他身旁还有一个钟九倾熟悉的面孔,也就是那个越过界域门发出委托,却没来得及问如何称呼的兽耳男人。
想必他就是风希口中的木尾。
木尾望眼欲穿,看起来已经按捺不住要冲上来,但又不能做出有违礼节的事,每隔两秒就要侧头观察身旁的男人,等待一个肯定的指令。
为了迎接风希回家,一行人特意穿了最高规格的礼服,仿佛是要参与一场至为隆重的仪式,但得体的举动下又难掩失而复得的惊喜与焦急。
这样庄重的场景,风希只在母亲去世后、父亲暂代族长的接任仪式上见过。
独自来到陌生的异界时,她没有感到惶恐。

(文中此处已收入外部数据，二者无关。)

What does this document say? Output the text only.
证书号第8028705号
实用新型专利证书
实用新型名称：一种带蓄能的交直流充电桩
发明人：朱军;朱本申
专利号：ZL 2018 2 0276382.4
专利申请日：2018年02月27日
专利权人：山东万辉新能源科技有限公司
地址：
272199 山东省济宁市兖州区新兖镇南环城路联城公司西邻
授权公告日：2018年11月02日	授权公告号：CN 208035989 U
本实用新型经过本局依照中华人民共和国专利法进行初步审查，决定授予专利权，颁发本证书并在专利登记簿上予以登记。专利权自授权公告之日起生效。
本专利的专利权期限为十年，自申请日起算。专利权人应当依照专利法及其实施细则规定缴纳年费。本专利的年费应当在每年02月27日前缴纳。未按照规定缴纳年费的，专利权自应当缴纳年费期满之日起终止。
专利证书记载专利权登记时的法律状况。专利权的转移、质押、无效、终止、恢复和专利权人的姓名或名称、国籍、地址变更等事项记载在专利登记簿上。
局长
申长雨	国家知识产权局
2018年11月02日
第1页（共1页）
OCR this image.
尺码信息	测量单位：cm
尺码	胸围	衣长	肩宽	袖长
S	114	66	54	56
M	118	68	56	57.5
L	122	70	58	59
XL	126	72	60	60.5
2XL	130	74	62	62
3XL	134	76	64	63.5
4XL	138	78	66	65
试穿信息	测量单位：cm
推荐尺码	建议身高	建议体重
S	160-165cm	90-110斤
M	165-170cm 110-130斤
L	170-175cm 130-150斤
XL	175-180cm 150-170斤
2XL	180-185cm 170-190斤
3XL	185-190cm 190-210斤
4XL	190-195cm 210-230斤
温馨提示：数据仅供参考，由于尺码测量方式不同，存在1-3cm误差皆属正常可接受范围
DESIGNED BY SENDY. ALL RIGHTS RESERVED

被人关押在暗无天日的地下室里时,她也只是趁着清醒不停尝试逃脱。
这时心中却突然生出害怕的情绪,其中又夹杂了在亲人朋友面前才会流露的委屈。
她忘了对面也能看见自己的影像,连忙转着圈检查自己身上的伤是否都好全了。
钟九倾安慰道:“别担心,他们不会看出你曾受了很重的伤。”
湖水中的景象已被界域门撕碎,仿佛虚空中有一只巨手正在搅动乾坤。
正中的湖水迅速向下坍塌、凹陷,形成一处深不见底的漩涡。
——界域门开了。
对面的人迫不及待跃入漩涡。
下一秒两只身形矫健的狐狸就从人间界破水而出。
钟九倾有了经验,提前后退几步留出空间,躲开了四处迸溅的水花。
两只狐狸落地便化作人形。
那位代族长两手大袖下垂,笑着张开双臂。
风希立刻飞扑进他怀里,挂在他身上闷闷地说:“老爹,我好想你。”
钟九倾笑着想:还是个会和家人撒娇的小狐狸啊。不知道自己和钟女士重逢的那一天,会不会也扑上去抱个满怀。

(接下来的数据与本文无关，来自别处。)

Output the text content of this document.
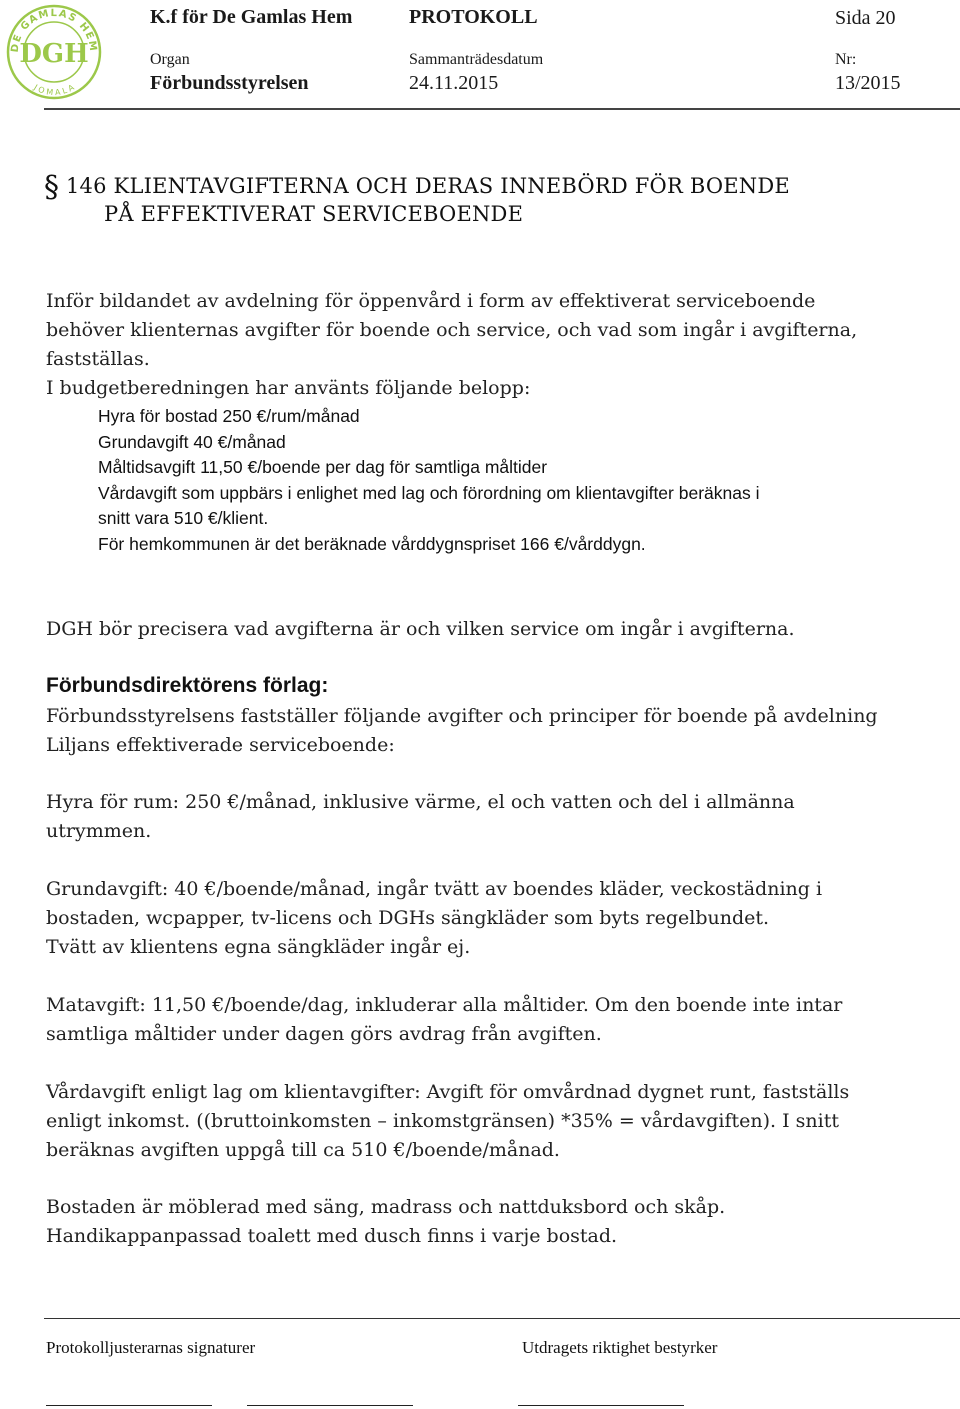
DE GAMLAS HEM
J O M A L A
DGH
K.f för De Gamlas Hem	PROTOKOLL	Sida 20
Organ	Sammanträdesdatum	Nr:
Förbundsstyrelsen	24.11.2015	13/2015
§ 146 KLIENTAVGIFTERNA OCH DERAS INNEBÖRD FÖR BOENDE
PÅ EFFEKTIVERAT SERVICEBOENDE
Inför bildandet av avdelning för öppenvård i form av effektiverat serviceboende
behöver klienternas avgifter för boende och service, och vad som ingår i avgifterna,
fastställas.
I budgetberedningen har använts följande belopp:
Hyra för bostad 250 €/rum/månad
Grundavgift 40 €/månad
Måltidsavgift 11,50 €/boende per dag för samtliga måltider
Vårdavgift som uppbärs i enlighet med lag och förordning om klientavgifter beräknas i
snitt vara 510 €/klient.
För hemkommunen är det beräknade vårddygnspriset 166 €/vårddygn.
DGH bör precisera vad avgifterna är och vilken service om ingår i avgifterna.
Förbundsdirektörens förlag:
Förbundsstyrelsens fastställer följande avgifter och principer för boende på avdelning
Liljans effektiverade serviceboende:
Hyra för rum: 250 €/månad, inklusive värme, el och vatten och del i allmänna
utrymmen.
Grundavgift: 40 €/boende/månad, ingår tvätt av boendes kläder, veckostädning i
bostaden, wcpapper, tv-licens och DGHs sängkläder som byts regelbundet.
Tvätt av klientens egna sängkläder ingår ej.
Matavgift: 11,50 €/boende/dag, inkluderar alla måltider. Om den boende inte intar
samtliga måltider under dagen görs avdrag från avgiften.
Vårdavgift enligt lag om klientavgifter: Avgift för omvårdnad dygnet runt, fastställs
enligt inkomst. ((bruttoinkomsten – inkomstgränsen) *35% = vårdavgiften). I snitt
beräknas avgiften uppgå till ca 510 €/boende/månad.
Bostaden är möblerad med säng, madrass och nattduksbord och skåp.
Handikappanpassad toalett med dusch finns i varje bostad.
Protokolljusterarnas signaturer	Utdragets riktighet bestyrker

大狐狸轻拍风希的背,眼中满是心疼和不舍:“好了,好了,安全回来就好。”
木尾的眼神一直紧跟着风希:“少主,欢迎回家。”
风希耳尖微红地在地上站定。
听见这句话,她心中后知后觉涌上一阵酸涩,蓦地红了眼眶,却又笑说:“木尾,你的人类语变好了。”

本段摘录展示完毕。